Settimo Milanese (Milano), 30 dicembre 2017 - Chiesa cimiteriale, costruita ad un crocevia di strade e lontana dal centro abitato. La chiesa di San Sebastiano a Settimo Milanese è sempre stata molto amata dai cittadini. Lo è ancora oggi, nonostante l’incuria, il degrado e la rete arancione da cantiere che nasconde storia e fascino. Da qui l’idea di un gruppo di cittadini, «salvare e trasformare quel luogo» in un luogo di bellezza, storia, tradizione, cultura e fede. Per farlo hanno promosso una raccolta di firme su change.org una piattaforma on line che gestisce, tra l’altro, anche campagne di sensibilizzazioni.

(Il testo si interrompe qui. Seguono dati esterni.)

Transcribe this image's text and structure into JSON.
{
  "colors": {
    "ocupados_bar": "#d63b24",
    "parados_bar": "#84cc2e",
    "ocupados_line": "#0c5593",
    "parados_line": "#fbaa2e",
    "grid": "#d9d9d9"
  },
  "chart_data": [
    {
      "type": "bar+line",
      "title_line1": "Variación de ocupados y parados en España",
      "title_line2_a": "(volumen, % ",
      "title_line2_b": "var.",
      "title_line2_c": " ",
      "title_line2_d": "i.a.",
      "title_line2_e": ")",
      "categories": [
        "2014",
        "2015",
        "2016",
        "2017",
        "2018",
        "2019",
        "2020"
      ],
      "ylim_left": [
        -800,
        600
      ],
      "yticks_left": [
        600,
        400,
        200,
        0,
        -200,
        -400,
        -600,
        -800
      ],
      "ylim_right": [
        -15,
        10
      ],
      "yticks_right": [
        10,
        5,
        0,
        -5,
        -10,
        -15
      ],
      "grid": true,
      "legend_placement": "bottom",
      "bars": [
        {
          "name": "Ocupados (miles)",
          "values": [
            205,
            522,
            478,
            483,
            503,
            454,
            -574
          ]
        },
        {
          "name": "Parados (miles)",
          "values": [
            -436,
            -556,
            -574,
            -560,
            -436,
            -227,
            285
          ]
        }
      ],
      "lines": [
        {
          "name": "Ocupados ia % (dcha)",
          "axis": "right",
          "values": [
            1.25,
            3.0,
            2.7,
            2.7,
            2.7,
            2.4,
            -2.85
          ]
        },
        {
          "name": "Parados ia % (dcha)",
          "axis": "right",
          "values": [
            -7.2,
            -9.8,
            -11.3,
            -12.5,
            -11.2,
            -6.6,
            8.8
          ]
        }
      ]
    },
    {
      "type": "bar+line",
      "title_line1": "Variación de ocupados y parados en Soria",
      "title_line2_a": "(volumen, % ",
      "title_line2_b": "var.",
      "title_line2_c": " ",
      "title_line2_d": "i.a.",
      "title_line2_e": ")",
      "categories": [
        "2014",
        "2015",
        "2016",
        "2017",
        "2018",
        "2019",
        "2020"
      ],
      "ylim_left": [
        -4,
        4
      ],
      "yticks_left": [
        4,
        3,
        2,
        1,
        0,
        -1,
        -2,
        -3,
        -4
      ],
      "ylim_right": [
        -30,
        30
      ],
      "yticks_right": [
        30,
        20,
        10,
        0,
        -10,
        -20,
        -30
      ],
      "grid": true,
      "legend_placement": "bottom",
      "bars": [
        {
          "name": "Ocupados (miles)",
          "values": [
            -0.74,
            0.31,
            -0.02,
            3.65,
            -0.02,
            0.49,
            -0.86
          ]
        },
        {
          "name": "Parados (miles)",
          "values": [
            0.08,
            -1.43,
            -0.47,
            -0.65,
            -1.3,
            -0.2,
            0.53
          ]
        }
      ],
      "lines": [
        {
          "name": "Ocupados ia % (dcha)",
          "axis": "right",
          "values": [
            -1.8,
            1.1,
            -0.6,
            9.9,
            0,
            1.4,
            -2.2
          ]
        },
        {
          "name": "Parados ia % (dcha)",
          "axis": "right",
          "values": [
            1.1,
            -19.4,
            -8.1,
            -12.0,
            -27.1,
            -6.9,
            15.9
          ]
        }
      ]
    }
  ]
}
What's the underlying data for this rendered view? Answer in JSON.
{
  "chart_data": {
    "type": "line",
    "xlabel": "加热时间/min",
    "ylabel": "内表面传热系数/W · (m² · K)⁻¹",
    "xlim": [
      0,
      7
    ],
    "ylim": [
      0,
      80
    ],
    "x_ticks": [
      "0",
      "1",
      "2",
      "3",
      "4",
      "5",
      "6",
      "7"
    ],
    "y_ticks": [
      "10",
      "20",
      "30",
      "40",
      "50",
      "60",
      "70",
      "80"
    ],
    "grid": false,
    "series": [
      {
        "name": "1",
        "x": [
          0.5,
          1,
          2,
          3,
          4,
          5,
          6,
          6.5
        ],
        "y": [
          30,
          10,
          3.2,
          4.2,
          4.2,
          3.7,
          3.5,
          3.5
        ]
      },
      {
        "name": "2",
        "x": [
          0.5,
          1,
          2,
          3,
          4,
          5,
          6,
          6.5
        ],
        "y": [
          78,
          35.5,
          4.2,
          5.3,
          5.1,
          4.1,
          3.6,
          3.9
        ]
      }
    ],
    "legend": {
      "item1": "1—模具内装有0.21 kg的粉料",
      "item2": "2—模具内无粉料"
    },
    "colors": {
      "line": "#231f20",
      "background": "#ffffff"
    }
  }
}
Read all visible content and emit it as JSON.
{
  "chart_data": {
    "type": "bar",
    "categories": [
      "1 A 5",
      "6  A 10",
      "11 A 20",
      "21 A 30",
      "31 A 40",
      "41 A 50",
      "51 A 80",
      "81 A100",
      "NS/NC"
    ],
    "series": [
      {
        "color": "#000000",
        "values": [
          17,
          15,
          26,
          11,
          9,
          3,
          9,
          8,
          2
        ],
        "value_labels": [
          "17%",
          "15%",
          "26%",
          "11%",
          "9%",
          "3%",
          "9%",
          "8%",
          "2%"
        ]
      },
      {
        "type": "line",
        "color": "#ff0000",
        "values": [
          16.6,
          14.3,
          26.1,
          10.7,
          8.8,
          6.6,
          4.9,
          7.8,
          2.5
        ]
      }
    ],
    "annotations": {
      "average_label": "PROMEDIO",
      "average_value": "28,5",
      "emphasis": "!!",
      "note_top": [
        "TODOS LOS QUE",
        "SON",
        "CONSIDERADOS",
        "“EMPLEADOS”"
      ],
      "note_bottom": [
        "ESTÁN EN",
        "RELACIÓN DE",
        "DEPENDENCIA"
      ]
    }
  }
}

La Petizionene è indirizzata alla Curia di Milano, proprietaria dell’immobile, alla Sovrintendenza dei Beni Culturali dell’area Metropolitana di Milano e al Segretariato Regionale del Ministero dei beni e delle attività culturali per la Lombardia. In poche settimane sono state raccolte 875 firme, l’obiettivo è di arrivare almeno a 1.000 firme. «San Sebastiano è una chiesa con un’origine molto antica, risalente all’alto medioevo - racconta Enrichetta Berlati, una dei promotori - è stata riedificata a metà del Quattrocento da Zanino Meraviglia. La chiesa era frequentata soltanto nel giorno di festa del patrono, il 20 gennaio. Qui si celebrava la messa. Inoltre si teneva davanti alla chiesa un mercato, che attirava gente anche da lontano, e ancora oggi qualcuno si ricorda il profumo delle castagne che erano la tradizione di quell’occasione». Dal 1950 la chiesa è stata abbandonata e ora le sue condizioni di degrado sono sotto gli occhi di tutti: i muri sono danneggiati, erbacce e sterpaglie la ricoprono e per evitare che qualcuno si avvicini è stata anche recintata.

Il dibattito è nato su facebook dopo la pubblicazione di una foto di Gaetano Ciochetta, «mi piace girare a piedi per il territorio e scattare foto a luoghi poco conosciuti ma che meritano considerazione - racconta Ciocchetta - quando ho postato la foto della chiesa di San Sebastiano moltissimi hanno scritto commenti sullo stato di abbandono, ma anche auspici che la chiesa venga restaurata perché fa parte della storia di Settimo». E così Enrichetta, Gaetano, Alvaro Cavenaghi e Andrea Lisiero, hanno lanciato la petizione, «la raccolta di firme vuole essere un segno per unire tutti coloro che pensano che questo edificio storico meriti un po’ più di considerazione, che non venga abbandonato a se stesso con il rischio di diventare anche pericoloso, oltre che pericolante». Il comitato ha scritto anche al Fai e la chiesa di San Sebastiano potrebbe essere uno dei beni architettonici da votare e salvare in occasione della prossima edizione dei «Luoghi del cuore».